Que le projet de loi C-71 ne soit pas maintenant lu une troisième fois, mais qu’il soit modifié, à l’article 4, à la page 7, par adjonction, après la ligne 30, de ce qui suit :

« (2.4) Le particulier titulaire d’un permis de possession d’armes à feu à autorisation restreinte ou d’armes de poing visées au paragraphe 12(6.1) doit, si son permis est renouvelé, être autorisé, dans sa province de résidence, à les transporter :

a) vers tout lieu où se trouve un agent de la paix, un préposé aux armes à feu ou un contrôleur des armes à feu pour enregistrement, vérification ou disposition en conformité avec la présente loi ou la partie III du Code criminel, et à partir de celui-ci;

b) vers une entreprise titulaire d’un permis l’autorisant à réparer et à évaluer les armes à feu prohibées ou les armes à feu à autorisation restreinte, et à partir de celle-ci;

c) vers une exposition d’armes à feu, et à partir de celle-ci;

d) vers un port de sortie afin de les emporter à l’extérieur du Canada, et à partir d’un port d’entrée. ».

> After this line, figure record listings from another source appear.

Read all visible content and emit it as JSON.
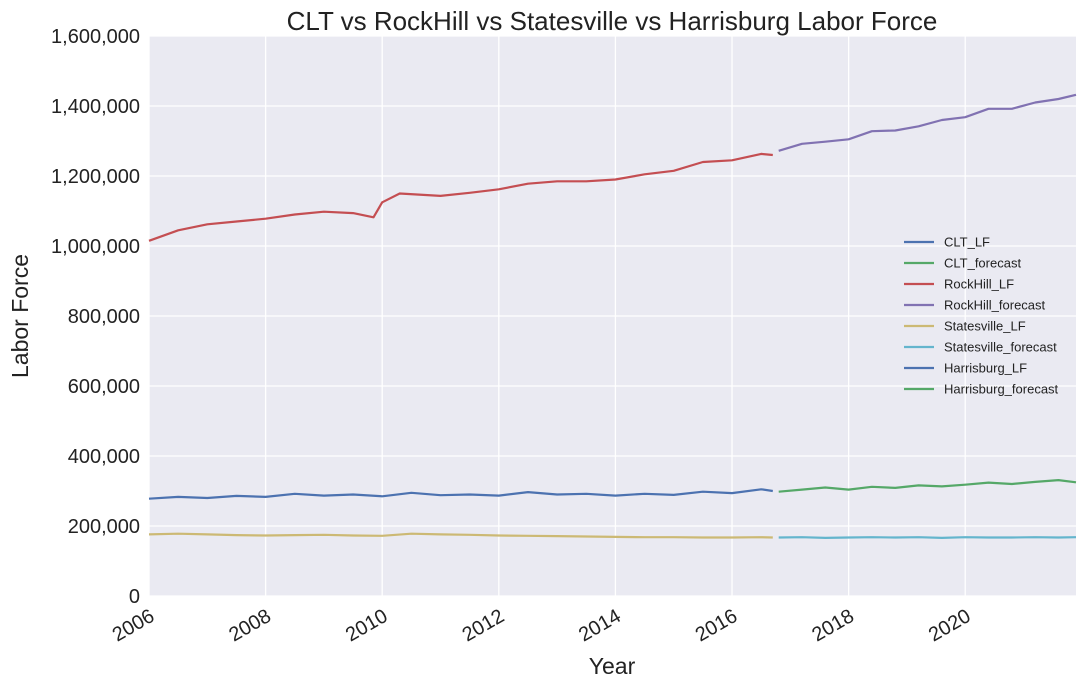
{
  "chart_data": {
    "type": "line",
    "title": "CLT vs RockHill vs Statesville vs Harrisburg Labor Force",
    "xlabel": "Year",
    "ylabel": "Labor Force",
    "xlim": [
      2006.0,
      2021.9
    ],
    "ylim": [
      0,
      1600000
    ],
    "x_ticks": [
      2006,
      2008,
      2010,
      2012,
      2014,
      2016,
      2018,
      2020
    ],
    "x_tick_labels": [
      "2006",
      "2008",
      "2010",
      "2012",
      "2014",
      "2016",
      "2018",
      "2020"
    ],
    "y_ticks": [
      0,
      200000,
      400000,
      600000,
      800000,
      1000000,
      1200000,
      1400000,
      1600000
    ],
    "y_tick_labels": [
      "0",
      "200,000",
      "400,000",
      "600,000",
      "800,000",
      "1,000,000",
      "1,200,000",
      "1,400,000",
      "1,600,000"
    ],
    "grid": true,
    "legend_position": "center-right",
    "series": [
      {
        "name": "CLT_LF",
        "color": "#4c72b0",
        "x": [
          2006.0,
          2006.5,
          2007.0,
          2007.5,
          2008.0,
          2008.5,
          2009.0,
          2009.5,
          2010.0,
          2010.5,
          2011.0,
          2011.5,
          2012.0,
          2012.5,
          2013.0,
          2013.5,
          2014.0,
          2014.5,
          2015.0,
          2015.5,
          2016.0,
          2016.5,
          2016.7
        ],
        "y": [
          278000,
          283000,
          280000,
          286000,
          283000,
          292000,
          287000,
          290000,
          285000,
          295000,
          288000,
          290000,
          287000,
          297000,
          290000,
          292000,
          287000,
          292000,
          289000,
          298000,
          294000,
          305000,
          300000
        ]
      },
      {
        "name": "CLT_forecast",
        "color": "#55a868",
        "x": [
          2016.8,
          2017.2,
          2017.6,
          2018.0,
          2018.4,
          2018.8,
          2019.2,
          2019.6,
          2020.0,
          2020.4,
          2020.8,
          2021.2,
          2021.6,
          2021.9
        ],
        "y": [
          298000,
          304000,
          310000,
          304000,
          312000,
          309000,
          316000,
          313000,
          318000,
          324000,
          320000,
          326000,
          331000,
          325000
        ]
      },
      {
        "name": "RockHill_LF",
        "color": "#c44e52",
        "x": [
          2006.0,
          2006.5,
          2007.0,
          2007.5,
          2008.0,
          2008.5,
          2009.0,
          2009.5,
          2009.85,
          2010.0,
          2010.3,
          2011.0,
          2011.5,
          2012.0,
          2012.5,
          2013.0,
          2013.5,
          2014.0,
          2014.5,
          2015.0,
          2015.5,
          2016.0,
          2016.5,
          2016.7
        ],
        "y": [
          1015000,
          1045000,
          1062000,
          1070000,
          1078000,
          1090000,
          1098000,
          1094000,
          1082000,
          1125000,
          1150000,
          1143000,
          1152000,
          1162000,
          1178000,
          1185000,
          1185000,
          1190000,
          1205000,
          1215000,
          1240000,
          1245000,
          1263000,
          1260000
        ]
      },
      {
        "name": "RockHill_forecast",
        "color": "#8172b2",
        "x": [
          2016.8,
          2017.2,
          2017.6,
          2018.0,
          2018.4,
          2018.8,
          2019.2,
          2019.6,
          2020.0,
          2020.4,
          2020.8,
          2021.2,
          2021.6,
          2021.9
        ],
        "y": [
          1272000,
          1292000,
          1298000,
          1305000,
          1328000,
          1330000,
          1342000,
          1360000,
          1368000,
          1392000,
          1392000,
          1410000,
          1420000,
          1432000
        ]
      },
      {
        "name": "Statesville_LF",
        "color": "#ccb974",
        "x": [
          2006.0,
          2006.5,
          2007.0,
          2007.5,
          2008.0,
          2008.5,
          2009.0,
          2009.5,
          2010.0,
          2010.5,
          2011.0,
          2011.5,
          2012.0,
          2012.5,
          2013.0,
          2013.5,
          2014.0,
          2014.5,
          2015.0,
          2015.5,
          2016.0,
          2016.5,
          2016.7
        ],
        "y": [
          176000,
          178000,
          176000,
          174000,
          173000,
          174000,
          175000,
          173000,
          172000,
          178000,
          176000,
          175000,
          173000,
          172000,
          171000,
          170000,
          169000,
          168000,
          168000,
          167000,
          167000,
          168000,
          167000
        ]
      },
      {
        "name": "Statesville_forecast",
        "color": "#64b5cd",
        "x": [
          2016.8,
          2017.2,
          2017.6,
          2018.0,
          2018.4,
          2018.8,
          2019.2,
          2019.6,
          2020.0,
          2020.4,
          2020.8,
          2021.2,
          2021.6,
          2021.9
        ],
        "y": [
          167000,
          168000,
          166000,
          167000,
          168000,
          167000,
          168000,
          166000,
          168000,
          167000,
          167000,
          168000,
          167000,
          168000
        ]
      },
      {
        "name": "Harrisburg_LF",
        "color": "#4c72b0",
        "x": [],
        "y": []
      },
      {
        "name": "Harrisburg_forecast",
        "color": "#55a868",
        "x": [],
        "y": []
      }
    ]
  }
}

Son Honneur le Président : Nous reprenons le débat sur le projet de loi C-71.

Des voix : Le vote!

Son Honneur le Président : Les honorables sénateurs sont-ils prêts à se prononcer?

Des voix : Le vote!

Son Honneur le Président : Vous plaît-il, honorables sénateurs, d’adopter la motion?

Des voix : Oui.

Des voix : Non.

Son Honneur le Président : Que les sénateurs qui sont en faveur de la motion veuillent bien dire oui.

Des voix : Oui.

Son Honneur le Président : Que les sénateurs qui sont contre la motion veuillent bien dire non.

Des voix : Non.

Son Honneur le Président : À mon avis, les non l’emportent.

Et deux honorables sénateurs s’étant levés :

Son Honneur le Président : Y a-t-il entente au sujet de la sonnerie?

Le sénateur Plett : Nous reportons le vote à la prochaine séance.

Son Honneur le Président : Le vote est reporté à demain, à 17 h 30.

Les travaux du Sénat

Son Honneur le Président : Honorables sénateurs, nous sommes rendus à l’article no 61 du Feuilleton, mais la sénatrice Moodie n’est pas ici. Le Sénat consent-il à ce que le débat soit ajourné à son nom pour le reste du temps dont elle dispose?

Des voix : D’accord.

(À 20 h 3, le Sénat s’ajourne jusqu’à 14 heures demain.)